Sunday’s rally — first mooted on encrypted messaging apps and online
forums — is being billed as an opportunity to explain to Chinese mainlanders
in the city what the protest movement is about.

It is the first to take place in Kowloon, across the harbour from the main
island, and will begin at 3:00 pm (0700 GMT) in the Tsim Sha Tsui district,
which is popular with mainland Chinese tourists.

Inside the Chinese mainland, where news and information is heavily
censored, the Hong Kong protests have been portrayed as a primarily violent,
foreign-funded plot to destabilise the motherland.

“I hope this march can tell mainland people what we are fighting for and
plant a seed that opposes the tyranny,” one user wrote on the Reddit-like
LIHKG forum, which has been a key online gathering place for demonstrators.

Sunday’s rally is not being organised by the same protest group behind
three massive peaceful marches, making it difficult to predict the expected
crowd size.

The protest will later march to West Kowloon, a recently opened multi-
billion-dollar station that links to China’s high-speed rail network.

The terminus is controversial because Chinese law operates in the parts of
the station dealing with immigration and customs as well as the platforms,
even though West Kowloon is miles from the border further north.

Critics say that move gave away part of the city’s territory to an
increasingly assertive Beijing.

Local politician Ventus Lau Wing-hong, one of those organising the rally,
said they would “protest in a peaceful, rational and elegant way” adding
there was no desire to occupy the station given the catalyst for their
movement was opposing people being sent to the mainland.

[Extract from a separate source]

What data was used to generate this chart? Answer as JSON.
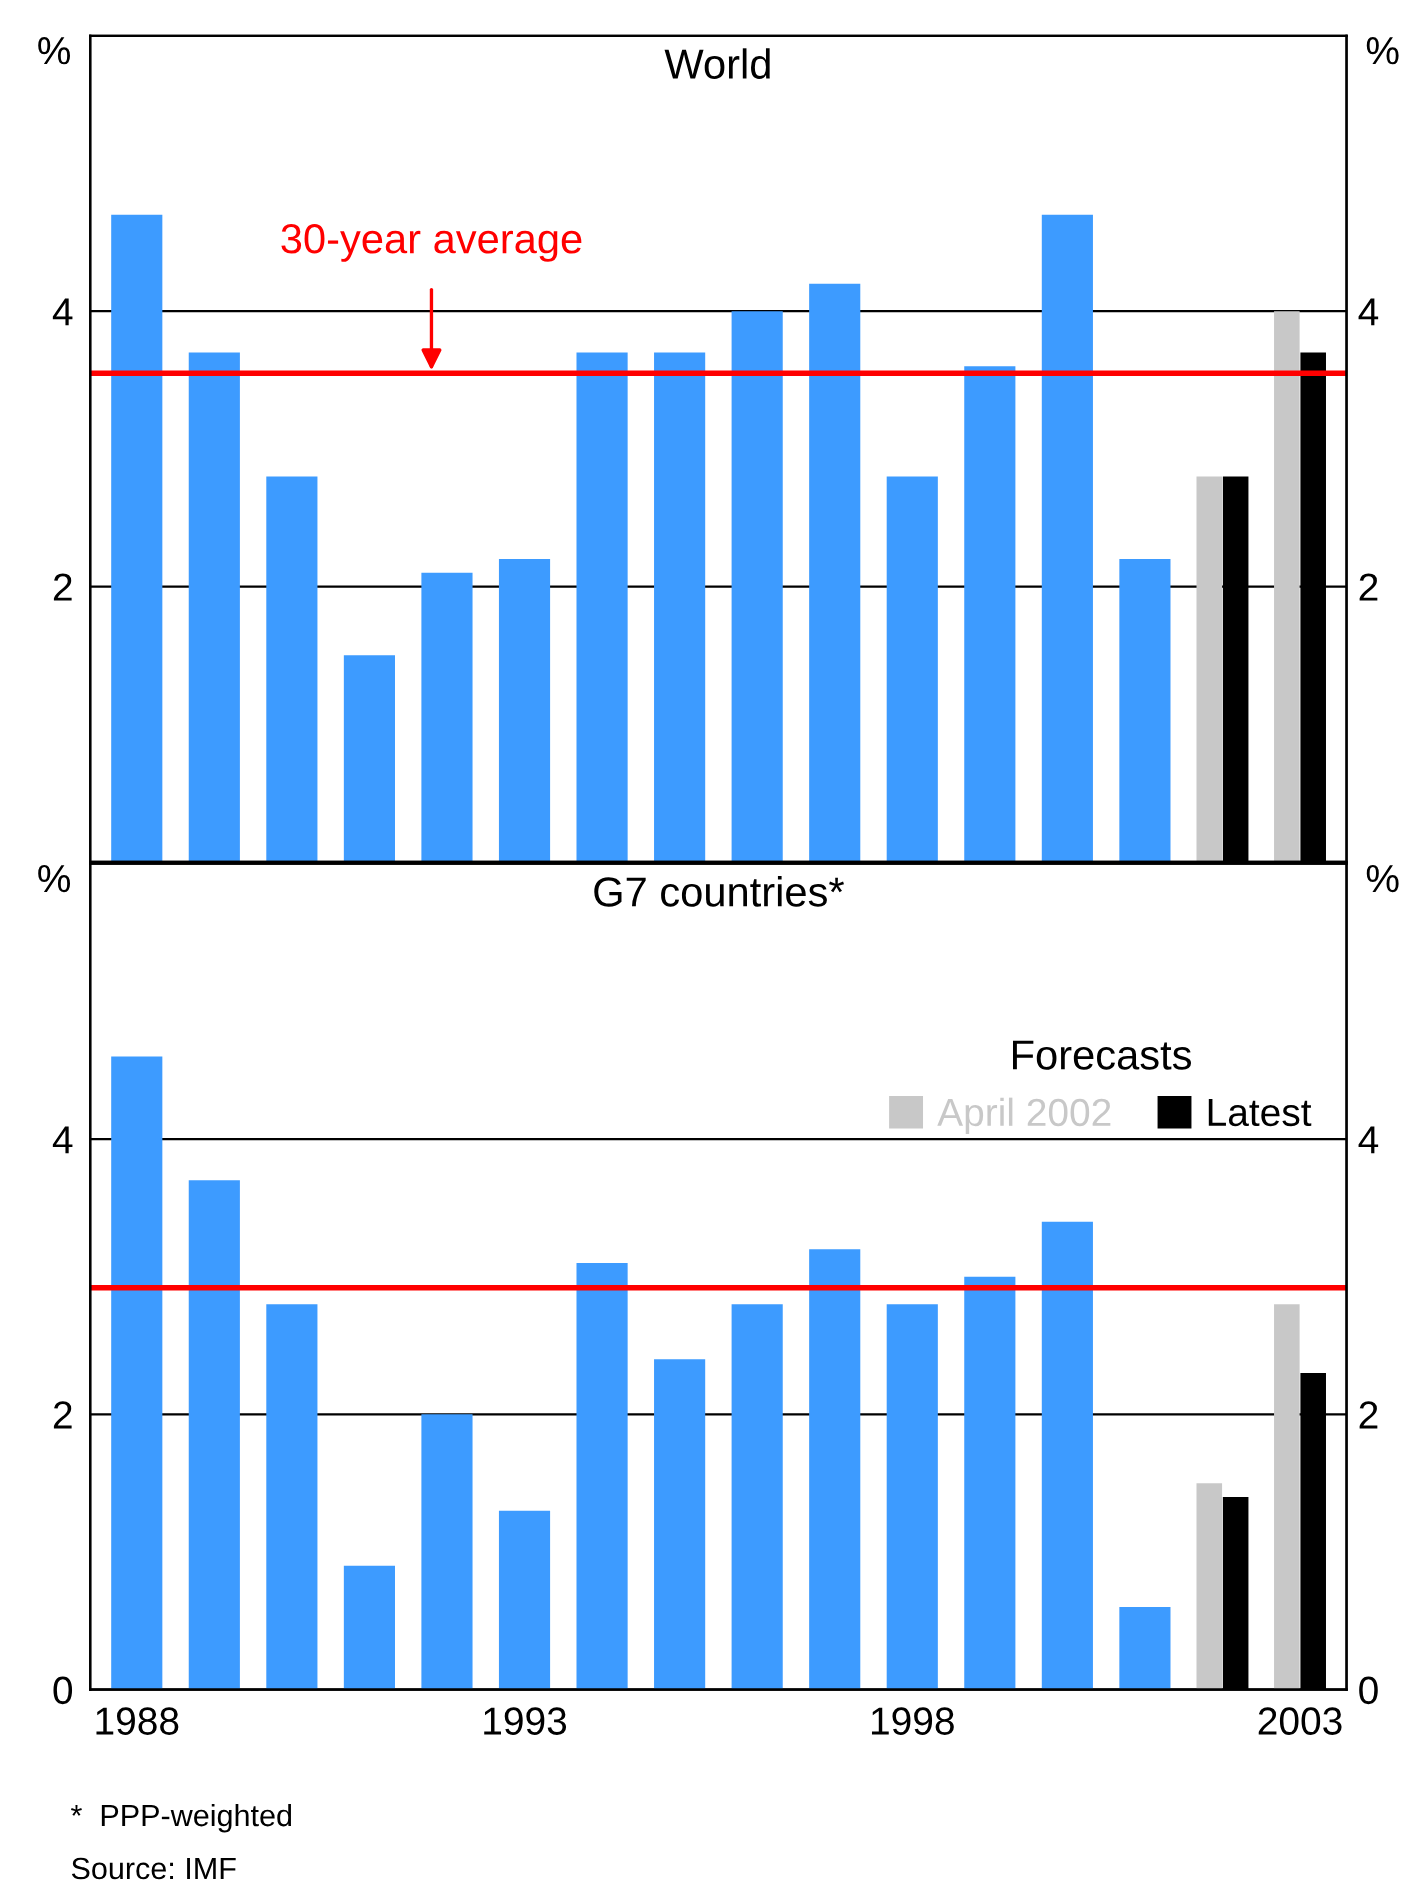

But local authorities appeared to be taking no chances.

The station’s operator announced only passengers with existing tickets
would be allowed inside the building while all but two entrances would be
shuttered alongside restaurants and parking bays. New ticket sales were also
halted for Sunday.

Under Hong Kong’s mini-constitution — the Basic Law — China’s national
laws do not apply to the city apart from in limited areas, including defence.

Hong Kong also enjoys rights unseen on the mainland, including freedom of
speech, protected by a deal made before the city was handed back to China by
Britain in 1997.

But there are growing fears those liberties are being eroded.

Among recent watershed moments critics point to are the disappearance into
mainland custody of dissident booksellers, the disqualification of prominent
politicians, the de facto expulsion of a foreign journalist and the jailing
of democracy protest leaders.

Authorities have also resisted calls for the city’s leader to be directly
elected by the people.

A 79-day occupation of key intersections in 2014 calling for universal
suffrage failed to win any concessions from Beijing.